Atribui-se o momento cronológico em que o livro de Eclesiastes foi escrito, bem antes da vida de Epicuro. Sempre que utilizo esse conhecimento para aproximar a cultura judaica à grega. Mas, é uma evolução, sem dúvida, o que Epicuro afirma: “É tolo, portanto, quem diz que tem medo da morte, não porque a chegada dela lhe trará sofrimento, mas porque aflige a própria espera: aquilo que não nos perturba quando presente não deveria afligir-nos enquanto está sendo esperado”.[14]
A morte, na visão de Epicuro é um nada, por isso “O sábio não desdenha viver, nem teme deixar de viver; para ele, viver não é um fardo e não viver não é um mal”.[15] O importante não é o conforto, mas o viver honestamente e morrer honestamente.
Em Epicuro, é tolo aquele que diz que seria melhor não ter nascido, pois é livre para fazê-lo se realmente deseja a morte; mas se o faz por brincadeira é frívolo por brincar com aquilo que não admite brincadeira.

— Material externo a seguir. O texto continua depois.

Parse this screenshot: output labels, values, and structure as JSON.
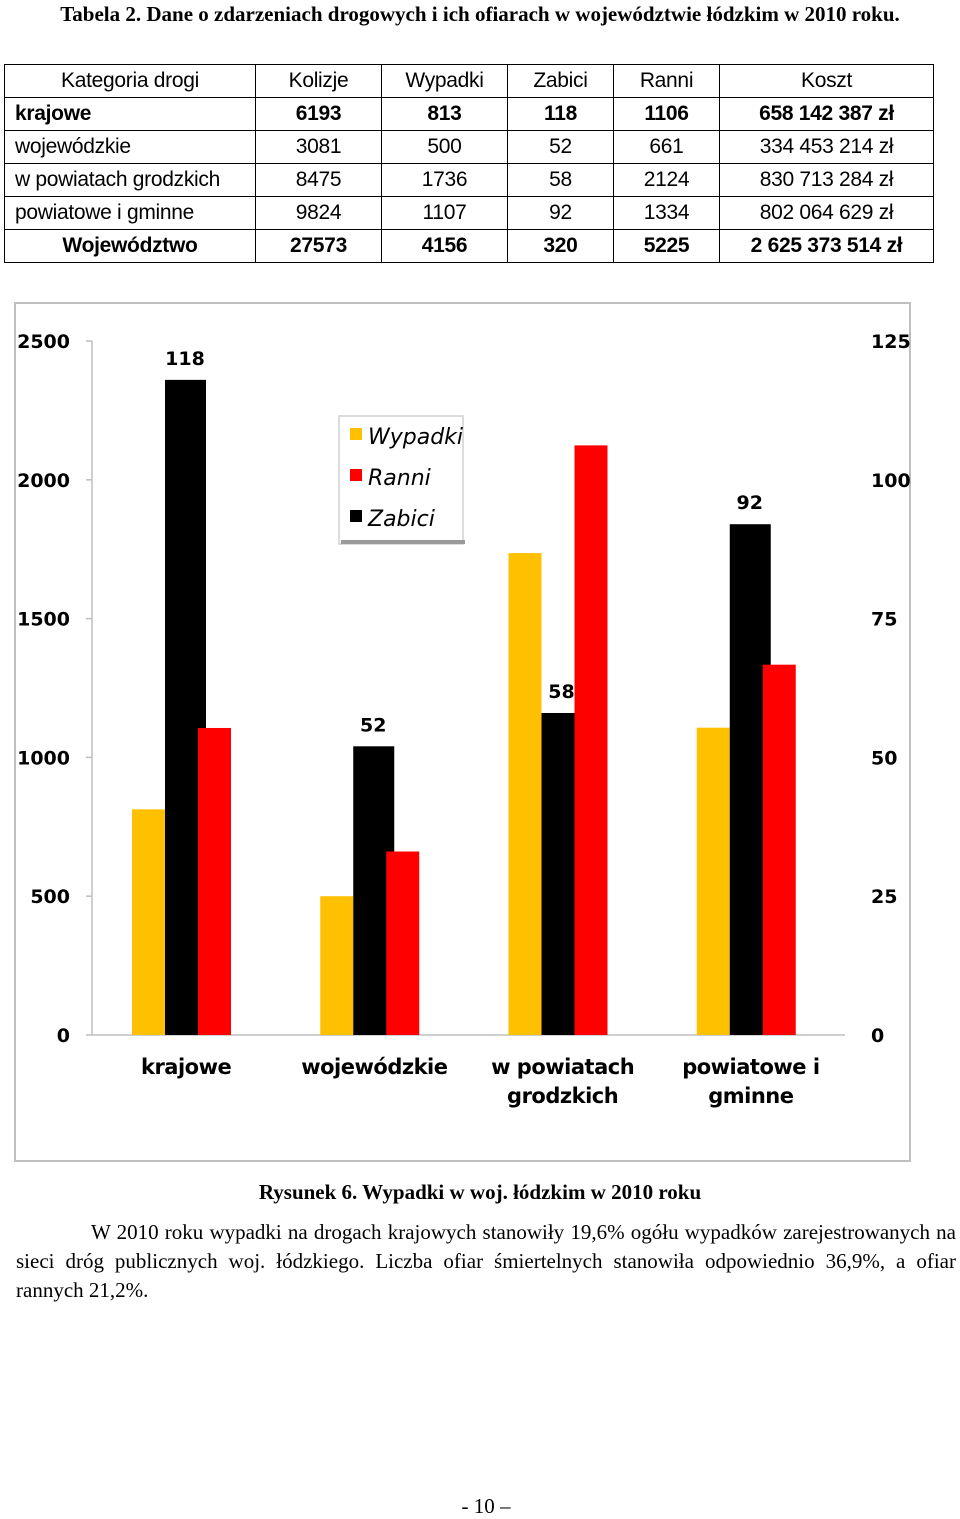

Aqui emerge um complicador porque o suicídio pode ser uma expressão de covardia, uma ausência de coragem de enfrentar problemas, ou uma coragem extrema de se livrar do problema, ainda que seja com a própria morte. Ocorre que, acima de tudo, o suicídio representará, em regra, um ataque aos ascendentes, especialmente aos pais, evidenciando um fracasso naquilo que eles – normalmente – mais buscaram: propiciar a felicidade dos seus descendentes.
O “futuro não é totalmente nosso, nem totalmente não nosso”. Vivo exatamente isso que Epicuro afirma, entre determinismo e livre-arbítrio. Daí a importância do controle sobre os desejos.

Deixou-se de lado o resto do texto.